Indiscreta plegaria de neleo, hijo menor de néstor

Entre los mortales amados de los dioses, ninguno lo fue tanto como Néstor; pues volcaron sobre él los dioses los dones más preciosos: la sabiduría, el pro­fundo conocimiento de los hombres y una elo­cuencia dulce e insinuante. Todos los griegos le es­cuchaban con admiración: al llegar a su extrema vejez dominaba en el corazón y en el espíritu de to­dos. Al fin de sus días, los dioses le otorgaron el fa­vor de ver nacer a un hijo de Pisístrato.
Cuando vino al mundo, Néstor lo recibió sobre sus rodillas, y levantando los ojos al cielo, exclamó:
-¡Oh, Palas! Habéis colmado la medida de vuestros favores; ya no puedo desear otra cosa sobre la tierra más que queráis llenar el alma del niño que me habéis dejado ver. Yo espero -¡oh, diosa pode­rosa!- que querréis colmar vuestros beneficios con este nuevo que os pido. Yo no os ruego que me de­jéis ver el tiempo en que se cumplirán mis votos: cortad -¡hija de Júpiter!- el hilo de mis días.
Y habiendo pronunciado estas palabras, un dul­ce sueño cayó sobre sus párpados, pasando al de la muerte: así, sin esfuerzo y sin dolor, su alma aban­donó el cuerpo helado y casi aniquilado por las tres edades del hombre que había sufrido. Aquel pe­queño hijo de Néstor llamóse Neleo. Néstor, a quien la memoria de su padre había sido siempre tan que­rida, quiso que su hijo llevase su nombre. Cuando Neleo salió de su infancia fue a un bosque vecino de la ciudad de Pilos, consagrado a Minerva, con el fin de hacer un sacrificio a la diosa. Cuando las víctimas coronadas de rosas eran degolladas, mientras que los que lo habían acompañado se ocupaban de las cere­monias consiguientes a la inmolación; cuando unos cortaban ramas y los otros hacían brotar el fuego de la piedra, y otros abrían las víctimas alejadas del altar y las cortaban en muchos pedazos, entonces Neleo permanecía aparte.
Le pareció que la tierra temblaba, que de las grie­tas de los árboles salían espantables mugidos, que el altar era de fuego y que de entre sus ramas surgía una mujer de aire tan majestuoso y venerable, que Ne­leo quedó arrebatado. Su estatura era mayor que la humana; sus miradas, más claras que los relámpagos; su belleza no tenía nada de molicie y afeminamien­to; aparecía ungida de gracia, demostrando fuerza y vigor. Neleo, impresionado por la divinidad, se pros­ternó en tierra: Un violento temblor agitaba sus miembros, la sangre se helaba en sus venas; la lengua se le pegaba al paladar, no podía pronunciar palabra alguna y permanecía arrobado, inmóvil y casi sin vida. Entonces Palas le devolvió la fuerza que le había abandonado, diciéndole:
-No temas; he bajado de lo alto del Olimpo para testimoniarte el amor que manifesté a tu abuelo Néstor; yo pongo tu felicidad en mis manos; escu­charé tus votos; mas antes piensa discretamente lo que me hayas de pedir.
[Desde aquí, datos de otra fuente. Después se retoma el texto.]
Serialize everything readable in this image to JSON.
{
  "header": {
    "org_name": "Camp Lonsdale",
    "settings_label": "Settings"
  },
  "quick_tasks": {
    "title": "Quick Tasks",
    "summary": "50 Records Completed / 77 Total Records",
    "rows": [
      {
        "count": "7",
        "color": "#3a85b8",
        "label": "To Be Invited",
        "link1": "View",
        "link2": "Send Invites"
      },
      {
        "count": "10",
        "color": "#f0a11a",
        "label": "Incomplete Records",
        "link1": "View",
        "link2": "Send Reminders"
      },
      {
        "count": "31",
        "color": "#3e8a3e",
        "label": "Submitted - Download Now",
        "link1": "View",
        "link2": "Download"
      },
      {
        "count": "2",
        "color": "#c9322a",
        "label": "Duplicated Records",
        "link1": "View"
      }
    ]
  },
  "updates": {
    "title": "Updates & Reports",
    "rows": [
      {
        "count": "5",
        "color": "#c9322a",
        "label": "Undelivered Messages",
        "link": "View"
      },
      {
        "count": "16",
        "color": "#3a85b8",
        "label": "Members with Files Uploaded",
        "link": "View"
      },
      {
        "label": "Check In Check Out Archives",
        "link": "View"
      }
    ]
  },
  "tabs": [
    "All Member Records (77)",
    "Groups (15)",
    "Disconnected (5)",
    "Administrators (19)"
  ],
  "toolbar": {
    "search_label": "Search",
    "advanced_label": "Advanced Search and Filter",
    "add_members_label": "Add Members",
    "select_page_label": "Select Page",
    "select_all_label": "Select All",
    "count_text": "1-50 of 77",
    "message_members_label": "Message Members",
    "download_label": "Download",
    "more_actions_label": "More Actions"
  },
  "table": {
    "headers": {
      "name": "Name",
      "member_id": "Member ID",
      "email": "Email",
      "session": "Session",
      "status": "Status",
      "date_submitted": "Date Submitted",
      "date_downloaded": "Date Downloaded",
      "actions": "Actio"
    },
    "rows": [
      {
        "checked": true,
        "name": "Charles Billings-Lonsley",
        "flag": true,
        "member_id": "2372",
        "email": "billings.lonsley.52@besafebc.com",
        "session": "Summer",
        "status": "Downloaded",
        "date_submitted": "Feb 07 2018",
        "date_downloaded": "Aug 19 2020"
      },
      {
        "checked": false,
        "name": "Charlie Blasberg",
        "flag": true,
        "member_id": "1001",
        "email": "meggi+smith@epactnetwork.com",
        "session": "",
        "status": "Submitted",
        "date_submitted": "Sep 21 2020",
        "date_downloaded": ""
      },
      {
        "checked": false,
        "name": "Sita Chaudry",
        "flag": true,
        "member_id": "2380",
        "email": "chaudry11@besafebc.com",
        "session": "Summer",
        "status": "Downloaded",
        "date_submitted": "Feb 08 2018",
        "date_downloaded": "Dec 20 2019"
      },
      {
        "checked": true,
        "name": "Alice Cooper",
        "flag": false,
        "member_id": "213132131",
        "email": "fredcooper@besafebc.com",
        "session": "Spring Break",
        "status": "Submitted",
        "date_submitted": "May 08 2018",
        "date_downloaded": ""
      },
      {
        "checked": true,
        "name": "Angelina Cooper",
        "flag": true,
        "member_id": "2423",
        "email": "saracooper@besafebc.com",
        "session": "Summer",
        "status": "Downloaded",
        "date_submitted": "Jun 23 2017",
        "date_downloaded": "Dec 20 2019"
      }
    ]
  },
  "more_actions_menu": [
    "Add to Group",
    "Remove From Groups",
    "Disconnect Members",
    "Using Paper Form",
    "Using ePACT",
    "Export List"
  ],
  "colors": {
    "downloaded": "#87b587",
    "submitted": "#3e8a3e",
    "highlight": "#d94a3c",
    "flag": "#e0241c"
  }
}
Entonces Neleo, volviendo de su éxtasis y anima­do con la dulzura de las palabras de la diosa, sintió en su corazón que no se hallaba en presencia de un ser mortal. Acababa de entrar en la juventud; en aquella edad en que los placeres se comienzan a sen­tir y ocupan y distraen el alma entera y en que no es conocida la amargura siempre inseparable de los placeres, y, por tanto, cuando aún la experiencia no lo había instruido.
-¡Oh, diosa! -exclamó: Si puedo gustar siempre la dulzura de la voluptuosi-dad, todos mis deseos serán cumplidos.
La diosa, antes hermosa y complaciente, tomó a estas palabras un aire frío y serio, contestando:
-Tú no aprecias lo que causan los sentidos. ¡Bien! Ahora serás colmado de los placeres que tu corazón desea.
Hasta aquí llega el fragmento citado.